Sunday, January 19, 2014

The Boiling Point

 Photos Courtesy of  Reuters and AFP

The Boiling Point: The Deadly Clash on 3rd January 2014

"Cambodia stands at a crossroads, change is coming to Cambodia faster than many anticipated." ~ Surya Subedy, U.N. Human Rights Envoy to Cambodia  

Cambodia has made familiar headlines again not seen since the deadly crackdown on protests in 1998. The country is going through tremendous social and political upheaval since the last national elections on July 2013.  On 3rd January 2014, most Cambodians and people around the world were shocked and shaken by the images and the video clips of the savagery of the brutal force by military police against striking garment workers, who just exercised their rights to demand a living wage of $160 on Veng Sreng Street in the capital city of Phnom-Penh.  The strike turned fatal as the military police used AK-47 assault rifles to fire life bullets directly into the crowds of rocks, slingshots, and Molotov cocktails throwing protesters killing at least five dead and injured more than forty and most of them with gunshot wounds.  Twenty-three other strikers, activists, and union representatives were also arrested by soldiers during a protest and held in a Kompong Cham maximum-security prison at this writing. 

The next day, a large group of military police accompanied by a group of men dressed in plain clothes with a red ribbon around their arms wielding sticks, batons, metal pipes and axes stormed and drove the peaceful protestors Phnom-Penh’s Freedom Park, which had served as the Cambodian National Rescue Party’s base for the last three months.  

In Cambodia many people have been deprived of civil rights and liberties. Following this crack down, the government issued a statement explaining that the constitutional freedom to assemble in the city would be banned indefinitely “until security and public order is guaranteed."   This suspension of Cambodian Constitutional Rights is unlawful according Articles 37 and 41.  At a press conference at the High Commissioner for Human Rights (OHCHR) in Phnom-Penh to wrap up his six days fact-finding mission, U.N. Human Rights envoy Surya Subedy condemned the use of lethal force against the protesters and added that "the ban on demonstration should be lifted." 

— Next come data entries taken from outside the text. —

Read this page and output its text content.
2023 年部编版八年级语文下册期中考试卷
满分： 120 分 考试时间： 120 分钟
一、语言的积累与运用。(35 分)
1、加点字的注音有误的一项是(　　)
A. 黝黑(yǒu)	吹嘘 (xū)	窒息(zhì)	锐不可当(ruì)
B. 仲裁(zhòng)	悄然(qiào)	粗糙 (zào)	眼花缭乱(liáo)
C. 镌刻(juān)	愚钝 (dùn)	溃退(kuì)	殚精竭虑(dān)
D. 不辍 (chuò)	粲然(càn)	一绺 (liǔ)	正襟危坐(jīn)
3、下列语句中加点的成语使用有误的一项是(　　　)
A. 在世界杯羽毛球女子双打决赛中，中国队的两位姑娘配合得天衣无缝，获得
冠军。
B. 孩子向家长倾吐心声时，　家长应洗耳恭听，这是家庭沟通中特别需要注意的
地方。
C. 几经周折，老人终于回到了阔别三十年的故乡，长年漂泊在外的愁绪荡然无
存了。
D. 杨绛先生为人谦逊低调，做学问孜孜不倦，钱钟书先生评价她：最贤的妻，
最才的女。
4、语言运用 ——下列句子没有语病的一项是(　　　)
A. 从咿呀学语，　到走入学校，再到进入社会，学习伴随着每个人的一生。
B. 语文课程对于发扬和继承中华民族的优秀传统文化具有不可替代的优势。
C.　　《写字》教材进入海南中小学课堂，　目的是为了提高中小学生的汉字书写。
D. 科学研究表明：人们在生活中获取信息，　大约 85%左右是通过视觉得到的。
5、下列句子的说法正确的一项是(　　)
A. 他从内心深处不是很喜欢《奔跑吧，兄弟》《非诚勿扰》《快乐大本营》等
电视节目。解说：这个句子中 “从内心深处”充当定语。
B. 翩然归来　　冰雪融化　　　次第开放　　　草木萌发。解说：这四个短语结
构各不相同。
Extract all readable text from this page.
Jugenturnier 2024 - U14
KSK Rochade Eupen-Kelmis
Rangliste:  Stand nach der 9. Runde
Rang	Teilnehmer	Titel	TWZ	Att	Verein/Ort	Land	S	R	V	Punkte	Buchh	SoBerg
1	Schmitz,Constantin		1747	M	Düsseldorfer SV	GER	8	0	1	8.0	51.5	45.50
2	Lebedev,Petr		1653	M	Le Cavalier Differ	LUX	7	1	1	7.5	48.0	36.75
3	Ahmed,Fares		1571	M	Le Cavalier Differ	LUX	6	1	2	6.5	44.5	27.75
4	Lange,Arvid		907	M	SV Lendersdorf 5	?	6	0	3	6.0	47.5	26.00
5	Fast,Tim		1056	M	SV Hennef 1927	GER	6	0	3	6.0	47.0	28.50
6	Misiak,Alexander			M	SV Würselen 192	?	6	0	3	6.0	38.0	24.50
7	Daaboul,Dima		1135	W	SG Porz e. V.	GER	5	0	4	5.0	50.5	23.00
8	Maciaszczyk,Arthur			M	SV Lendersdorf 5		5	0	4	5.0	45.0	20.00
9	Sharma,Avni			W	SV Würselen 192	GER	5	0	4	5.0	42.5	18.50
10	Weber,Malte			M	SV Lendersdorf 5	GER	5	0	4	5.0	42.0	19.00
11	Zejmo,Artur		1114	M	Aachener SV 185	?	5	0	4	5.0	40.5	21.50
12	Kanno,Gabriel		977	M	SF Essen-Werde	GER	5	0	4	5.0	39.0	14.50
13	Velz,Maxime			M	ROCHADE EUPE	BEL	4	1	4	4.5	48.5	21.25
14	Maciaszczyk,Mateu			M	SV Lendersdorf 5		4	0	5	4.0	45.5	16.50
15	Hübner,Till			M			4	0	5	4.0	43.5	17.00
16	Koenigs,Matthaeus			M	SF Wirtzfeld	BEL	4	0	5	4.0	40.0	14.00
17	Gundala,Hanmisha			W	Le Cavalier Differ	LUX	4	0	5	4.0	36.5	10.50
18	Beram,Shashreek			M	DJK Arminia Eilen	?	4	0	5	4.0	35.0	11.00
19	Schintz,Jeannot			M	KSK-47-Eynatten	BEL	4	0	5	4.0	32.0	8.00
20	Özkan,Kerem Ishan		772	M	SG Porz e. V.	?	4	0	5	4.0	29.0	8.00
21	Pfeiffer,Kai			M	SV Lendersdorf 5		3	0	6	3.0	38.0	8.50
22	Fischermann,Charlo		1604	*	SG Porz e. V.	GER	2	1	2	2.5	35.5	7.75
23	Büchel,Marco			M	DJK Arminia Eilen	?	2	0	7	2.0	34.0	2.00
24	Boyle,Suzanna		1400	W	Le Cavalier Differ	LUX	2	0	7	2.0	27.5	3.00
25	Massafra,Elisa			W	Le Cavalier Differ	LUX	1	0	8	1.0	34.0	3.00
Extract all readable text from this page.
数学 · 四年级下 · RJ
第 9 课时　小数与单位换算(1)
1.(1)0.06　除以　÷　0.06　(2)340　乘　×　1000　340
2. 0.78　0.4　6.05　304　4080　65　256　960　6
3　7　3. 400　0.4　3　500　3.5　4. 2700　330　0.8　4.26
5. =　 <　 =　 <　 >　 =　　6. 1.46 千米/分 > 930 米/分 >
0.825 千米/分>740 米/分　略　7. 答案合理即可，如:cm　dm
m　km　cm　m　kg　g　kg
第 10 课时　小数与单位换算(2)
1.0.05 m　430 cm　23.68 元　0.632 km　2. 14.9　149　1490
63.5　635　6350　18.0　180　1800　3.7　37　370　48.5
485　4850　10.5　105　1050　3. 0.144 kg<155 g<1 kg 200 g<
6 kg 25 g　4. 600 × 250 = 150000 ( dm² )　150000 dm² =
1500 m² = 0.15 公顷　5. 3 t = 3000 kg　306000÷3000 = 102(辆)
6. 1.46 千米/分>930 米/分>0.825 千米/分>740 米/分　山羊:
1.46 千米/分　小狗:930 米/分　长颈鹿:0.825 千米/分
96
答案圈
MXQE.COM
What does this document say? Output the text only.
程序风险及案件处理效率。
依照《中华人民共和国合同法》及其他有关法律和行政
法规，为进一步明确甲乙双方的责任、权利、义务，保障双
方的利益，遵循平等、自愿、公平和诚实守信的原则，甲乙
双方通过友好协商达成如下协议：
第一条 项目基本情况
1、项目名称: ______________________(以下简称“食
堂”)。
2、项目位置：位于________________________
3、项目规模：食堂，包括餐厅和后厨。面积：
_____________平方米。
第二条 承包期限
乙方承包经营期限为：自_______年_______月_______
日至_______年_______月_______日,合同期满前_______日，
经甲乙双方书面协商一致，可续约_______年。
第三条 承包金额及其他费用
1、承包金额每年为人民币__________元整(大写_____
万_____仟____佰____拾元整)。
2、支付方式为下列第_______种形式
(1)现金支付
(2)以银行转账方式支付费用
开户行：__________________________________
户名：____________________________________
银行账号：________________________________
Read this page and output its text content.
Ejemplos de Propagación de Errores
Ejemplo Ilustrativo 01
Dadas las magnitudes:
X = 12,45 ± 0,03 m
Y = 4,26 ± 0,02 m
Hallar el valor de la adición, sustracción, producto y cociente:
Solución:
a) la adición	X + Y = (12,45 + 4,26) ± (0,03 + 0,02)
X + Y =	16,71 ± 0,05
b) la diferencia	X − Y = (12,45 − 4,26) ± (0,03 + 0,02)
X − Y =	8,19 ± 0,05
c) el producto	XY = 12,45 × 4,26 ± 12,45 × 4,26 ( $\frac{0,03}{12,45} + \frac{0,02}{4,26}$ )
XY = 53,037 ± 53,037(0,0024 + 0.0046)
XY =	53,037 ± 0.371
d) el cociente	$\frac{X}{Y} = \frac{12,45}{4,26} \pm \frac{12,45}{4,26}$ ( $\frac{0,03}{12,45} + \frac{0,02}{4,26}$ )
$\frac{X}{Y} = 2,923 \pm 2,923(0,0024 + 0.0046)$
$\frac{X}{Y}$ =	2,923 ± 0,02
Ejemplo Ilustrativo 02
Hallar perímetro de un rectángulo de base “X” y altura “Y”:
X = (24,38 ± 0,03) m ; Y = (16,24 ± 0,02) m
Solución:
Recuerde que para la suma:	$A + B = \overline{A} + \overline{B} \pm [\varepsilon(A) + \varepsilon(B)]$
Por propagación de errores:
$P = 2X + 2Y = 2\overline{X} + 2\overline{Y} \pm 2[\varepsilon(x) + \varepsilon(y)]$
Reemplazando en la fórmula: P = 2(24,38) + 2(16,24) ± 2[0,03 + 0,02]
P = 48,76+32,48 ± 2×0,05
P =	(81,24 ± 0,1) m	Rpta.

Cambodia has reached a boiling point where the ruling party had decided to use armed forces with AK-47 assault rifles to crackdown on the social and political demands of the citizens.  The impact of this deadly clash has grave consequences in terms of human security.  In a democratic society, the authorities cannot ignore the demands of the citizens.   The government needs to embrace a constructive and cooperative resolution by discarding the excessive use of violence to address workers’ demands and to deal with political dissent.  Ensuring social order and the continued peace is in the best interest of all people.  Given the current levels of tension, the ruling party must abandon confrontational rhetoric and exercising restraint towards protestors to build stability and prosperity.  Political reconciliation norms through dialogue, compromise, and a legislature that enjoys by all are keys to solve this deadlock.  Good cannot come from force or fear.  The alternative is unimaginable.